Once the potatoes are done, remove them from the oven, and top each with about a teaspoon of cheese and 3 or 4 pieces of bacon. Return to the oven for 2 minutes to melt the cheese.

Remove potatoes from the oven and transfer them to a serving tray or platter. Top each with 1/2 tsp sour cream and a sprinkle of sliced green onions. Serve immediately.

Yield: about 10 servings.

Note: chopped pepperoni and other varieties of cheese would be suitable substitutes in this recipe.

Jenny Jones brought a batch of Rosettes to the same potluck meal. Light as feathers, these delicate deep fried, melt-in-your-mouth treats are made by dipping rosette irons in a sweet batter and cooking quickly in hot oil. Rosette irons come in various shapes, with stars, snowflakes and circles being traditional to Scandinavian culinary history. Rosette irons of multiple forms are readily available online or in kitchen shops.

Rosette batter is essential, with only a few variations, mainly in the flavoring. Jenny prefers the following recipe, which is lightly lemon flavored.

Rosettes

2 eggs, slightly beaten

2 tsp granulated sugar

1/4 tsp salt

1 cup milk

1 cup sifted

all-purpose flour

1 Tbsp lemon extract

Vegetable oil for deep frying

Add sugar to the slightly beaten eggs, then add milk. Sift flour before measuring, then sift together with the salt. Stir into the egg mixture and beat until smooth (about the consistency of heavy cream). Add flavoring and stir gently.

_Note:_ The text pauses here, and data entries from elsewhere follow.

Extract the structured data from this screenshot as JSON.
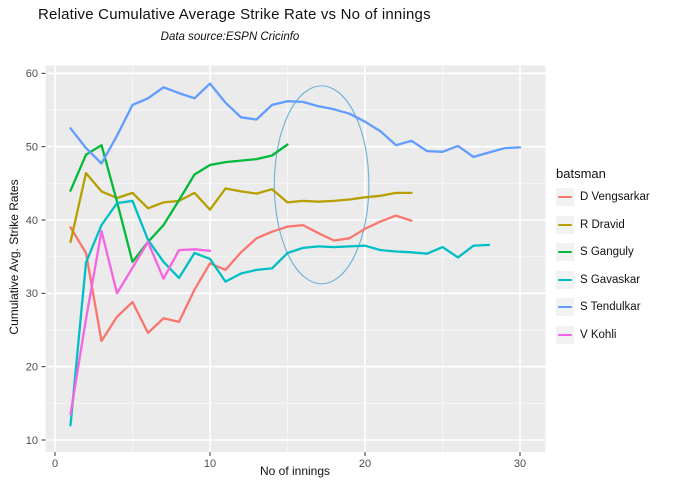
{
  "title": "Relative Cumulative Average Strike Rate vs No of innings",
  "subtitle": "Data source:ESPN Cricinfo",
  "legend": {
    "title": "batsman",
    "position": "right"
  },
  "colors": {
    "panel_background": "#EBEBEB",
    "gridline": "#FFFFFF",
    "tick_text": "#4D4D4D",
    "axis_tick_mark": "#333333",
    "legend_key_background": "#F2F2F2",
    "annotation_ellipse": "#74B4D9"
  },
  "chart_data": {
    "type": "line",
    "title": "Relative Cumulative Average Strike Rate vs No of innings",
    "subtitle": "Data source:ESPN Cricinfo",
    "xlabel": "No of innings",
    "ylabel": "Cumulative Avg. Strike Rates",
    "xlim": [
      -0.65,
      31.6
    ],
    "ylim": [
      8.4,
      61.2
    ],
    "x_axis": {
      "title": "No of innings",
      "ticks": [
        0,
        10,
        20,
        30
      ],
      "minor": [
        5,
        15,
        25
      ]
    },
    "y_axis": {
      "title": "Cumulative Avg. Strike Rates",
      "ticks": [
        10,
        20,
        30,
        40,
        50,
        60
      ],
      "minor": [
        15,
        25,
        35,
        45,
        55
      ]
    },
    "grid": "major-and-minor-white-on-gray",
    "legend_position": "right",
    "x_start_inning": 1,
    "series": [
      {
        "name": "D Vengsarkar",
        "color": "#F8766D",
        "values": [
          39.0,
          35.5,
          23.5,
          26.8,
          28.8,
          24.6,
          26.6,
          26.1,
          30.5,
          34.1,
          33.2,
          35.6,
          37.5,
          38.4,
          39.1,
          39.3,
          38.2,
          37.2,
          37.5,
          38.8,
          39.8,
          40.6,
          39.9
        ]
      },
      {
        "name": "R Dravid",
        "color": "#B79F00",
        "values": [
          37.0,
          46.4,
          43.9,
          43.0,
          43.7,
          41.6,
          42.4,
          42.6,
          43.7,
          41.4,
          44.3,
          43.9,
          43.6,
          44.2,
          42.4,
          42.6,
          42.5,
          42.6,
          42.8,
          43.1,
          43.3,
          43.7,
          43.7
        ]
      },
      {
        "name": "S Ganguly",
        "color": "#00BA38",
        "values": [
          44.0,
          48.9,
          50.2,
          42.5,
          34.3,
          37.0,
          39.3,
          42.7,
          46.2,
          47.5,
          47.9,
          48.1,
          48.3,
          48.8,
          50.3
        ]
      },
      {
        "name": "S Gavaskar",
        "color": "#00BFC4",
        "values": [
          12.0,
          34.2,
          39.3,
          42.3,
          42.6,
          37.3,
          34.3,
          32.1,
          35.5,
          34.7,
          31.6,
          32.7,
          33.2,
          33.4,
          35.5,
          36.2,
          36.4,
          36.3,
          36.4,
          36.5,
          35.9,
          35.7,
          35.6,
          35.4,
          36.3,
          34.9,
          36.5,
          36.6
        ]
      },
      {
        "name": "S Tendulkar",
        "color": "#619CFF",
        "values": [
          52.5,
          49.8,
          47.7,
          51.5,
          55.7,
          56.6,
          58.1,
          57.3,
          56.6,
          58.6,
          56.0,
          54.0,
          53.7,
          55.7,
          56.2,
          56.1,
          55.5,
          55.1,
          54.5,
          53.4,
          52.1,
          50.2,
          50.8,
          49.4,
          49.3,
          50.1,
          48.6,
          49.2,
          49.8,
          49.9
        ]
      },
      {
        "name": "V Kohli",
        "color": "#F564E2",
        "values": [
          13.5,
          26.5,
          38.5,
          30.0,
          33.5,
          37.0,
          32.0,
          35.9,
          36.0,
          35.8
        ]
      }
    ],
    "annotation_ellipse": {
      "x_center": 17.2,
      "y_center": 44.8,
      "x_radius": 3.05,
      "y_radius": 13.5,
      "color": "#74B4D9",
      "fill": "none"
    }
  }
}
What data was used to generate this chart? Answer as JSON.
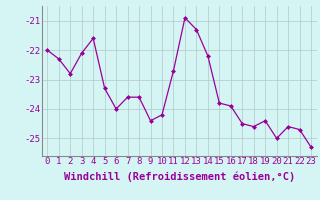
{
  "x": [
    0,
    1,
    2,
    3,
    4,
    5,
    6,
    7,
    8,
    9,
    10,
    11,
    12,
    13,
    14,
    15,
    16,
    17,
    18,
    19,
    20,
    21,
    22,
    23
  ],
  "y": [
    -22.0,
    -22.3,
    -22.8,
    -22.1,
    -21.6,
    -23.3,
    -24.0,
    -23.6,
    -23.6,
    -24.4,
    -24.2,
    -22.7,
    -20.9,
    -21.3,
    -22.2,
    -23.8,
    -23.9,
    -24.5,
    -24.6,
    -24.4,
    -25.0,
    -24.6,
    -24.7,
    -25.3
  ],
  "line_color": "#990099",
  "marker": "D",
  "marker_size": 2,
  "bg_color": "#d5f5f5",
  "grid_color": "#b0c8c8",
  "xlabel": "Windchill (Refroidissement éolien,°C)",
  "xlim": [
    -0.5,
    23.5
  ],
  "ylim": [
    -25.6,
    -20.5
  ],
  "yticks": [
    -25,
    -24,
    -23,
    -22,
    -21
  ],
  "xticks": [
    0,
    1,
    2,
    3,
    4,
    5,
    6,
    7,
    8,
    9,
    10,
    11,
    12,
    13,
    14,
    15,
    16,
    17,
    18,
    19,
    20,
    21,
    22,
    23
  ],
  "tick_fontsize": 6.5,
  "xlabel_fontsize": 7.5,
  "label_color": "#990099",
  "spine_color": "#888888"
}
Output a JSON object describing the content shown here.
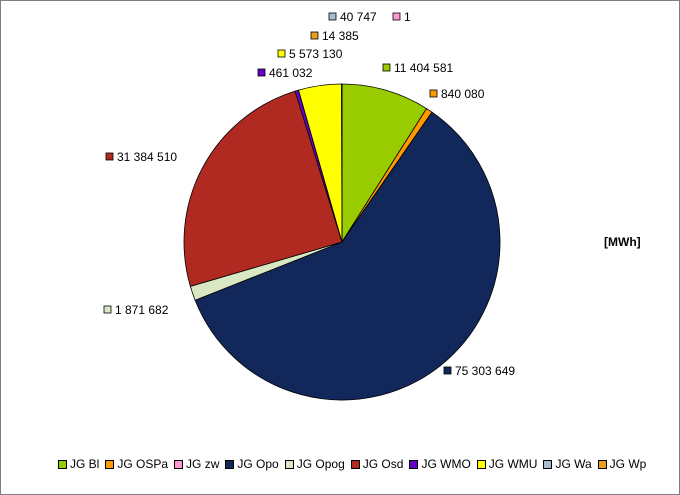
{
  "chart_data": {
    "type": "pie",
    "unit_label": "[MWh]",
    "series": [
      {
        "name": "JG Bl",
        "value": 11404581,
        "label": "11 404 581",
        "color": "#99cc00"
      },
      {
        "name": "JG OSPa",
        "value": 840080,
        "label": "840 080",
        "color": "#ff9900"
      },
      {
        "name": "JG zw",
        "value": 1,
        "label": "1",
        "color": "#ff99cc"
      },
      {
        "name": "JG Opo",
        "value": 75303649,
        "label": "75 303 649",
        "color": "#13285a"
      },
      {
        "name": "JG Opog",
        "value": 1871682,
        "label": "1 871 682",
        "color": "#d9e8c2"
      },
      {
        "name": "JG Osd",
        "value": 31384510,
        "label": "31 384 510",
        "color": "#b02a22"
      },
      {
        "name": "JG WMO",
        "value": 461032,
        "label": "461 032",
        "color": "#6600cc"
      },
      {
        "name": "JG WMU",
        "value": 5573130,
        "label": "5 573 130",
        "color": "#ffff00"
      },
      {
        "name": "JG Wa",
        "value": 40747,
        "label": "40 747",
        "color": "#a6bcd0"
      },
      {
        "name": "JG Wp",
        "value": 14385,
        "label": "14 385",
        "color": "#e6a020"
      }
    ]
  }
}
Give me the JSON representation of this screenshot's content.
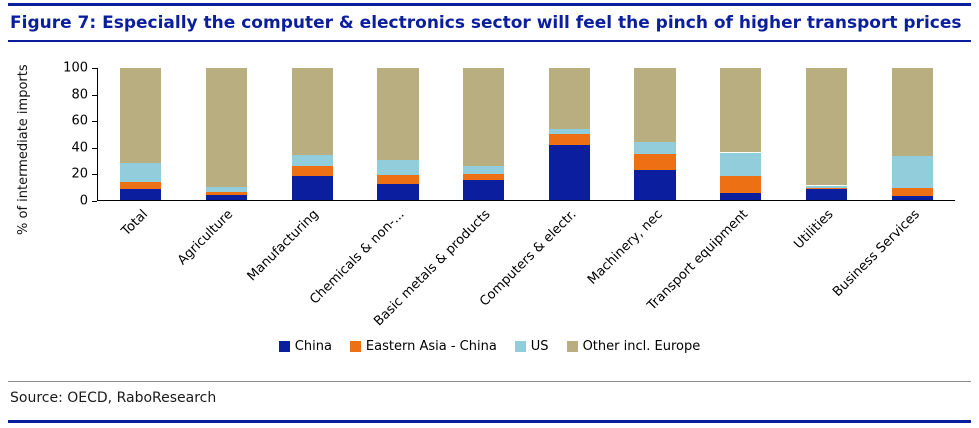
{
  "title": "Figure 7: Especially the computer & electronics sector will feel the pinch of higher transport prices",
  "source": "Source: OECD, RaboResearch",
  "accent_color": "#0b1f9e",
  "chart_data": {
    "type": "bar",
    "stacked": true,
    "percent_stacked": true,
    "title": "Figure 7: Especially the computer & electronics sector will feel the pinch of higher transport prices",
    "xlabel": "",
    "ylabel": "% of intermediate imports",
    "ylim": [
      0,
      100
    ],
    "yticks": [
      0,
      20,
      40,
      60,
      80,
      100
    ],
    "grid": false,
    "legend_position": "bottom",
    "categories": [
      "Total",
      "Agriculture",
      "Manufacturing",
      "Chemicals & non-...",
      "Basic metals & products",
      "Computers & electr.",
      "Machinery, nec",
      "Transport equipment",
      "Utilities",
      "Business Services"
    ],
    "series": [
      {
        "name": "China",
        "color": "#0b1e9e",
        "values": [
          8,
          4,
          18,
          12,
          15,
          42,
          23,
          5,
          8,
          3
        ]
      },
      {
        "name": "Eastern Asia - China",
        "color": "#ed7014",
        "values": [
          6,
          2,
          8,
          7,
          5,
          8,
          12,
          13,
          1,
          6
        ]
      },
      {
        "name": "US",
        "color": "#92cddc",
        "values": [
          14,
          4,
          8,
          11,
          6,
          4,
          9,
          18,
          2,
          24
        ]
      },
      {
        "name": "Other incl. Europe",
        "color": "#b9ae80",
        "values": [
          72,
          90,
          66,
          70,
          74,
          46,
          56,
          64,
          89,
          67
        ]
      }
    ]
  }
}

Heat 2 to 3 inches of vegetable oil in a deep fryer or heavy saucepan on the stove to 375 degrees. Securely attach desired rosette iron to the set handle and immerse in the hot oil until thoroughly heated. Lift the iron and shake off excess oil and dip in the prepared batter. Dip only to the depth of the form Dip form into the hot oil. When the oil foamy bubbling stops or the rosette is delicate brown, lift the iron from the oil. Allow excess oil to drip off and remove the

rosette from the iron. Tap firmly on the back of the iron with a wooden spoon to loosen the rosette if needed. Drain and cool, open side down on paper toweling. Allow iron to reheat in oil every few rosettes. If oil or iron is not the correct temperature, rosettes may stick to the iron, but with a bit of practice, you will get the right temperature and timing. If the batter gets too thick, dilute it with a small amount of milk.

Yield: about 4 dozen, but it varies with the size of the irons.

Note: substitute vanilla if you do not care for the lemon flavor. The recipe I have used is the same as Jenny’s, except it calls for 2 tsp vanilla extract.

Looking for some last-minute stocking stuffers for your favorite cook? New spatulas in various sizes, new box graters, new can openers, new vegetable peelers, new pancake turner/spatula, new wooden mixing spoons, new kitchen shears, new dish towels and washcloths, or new dry measure cup sets would be welcomed by most who have kitchen duty. These are items most kitchens have, but they wear out and need replacing from time to time. These are also good suggestions for the new homemaker.

Share your favorite holiday recipes with your fellow readers. January columns will feature recipes to use up those items in your pantry that you may have purchased but did not get used during the holidays. With the high cost of groceries, we want those dollars to be used wisely.

Send any recipes you would like to share to Welcome to My Kitchen, c/o The Odessa Record, P.O. Box 458, Odessa, WA 99159, email therecord@odessaoffice.com or drop them in the Welcome to My Kitchen mail tin in The Odessa Record office. When you are done with your fresh-cut Christmas evergreen trees, wreaths and swags, place them around rose bushes or other bare-branch shrubs in your garden for extra insulation throughout the remainder of the winter weather.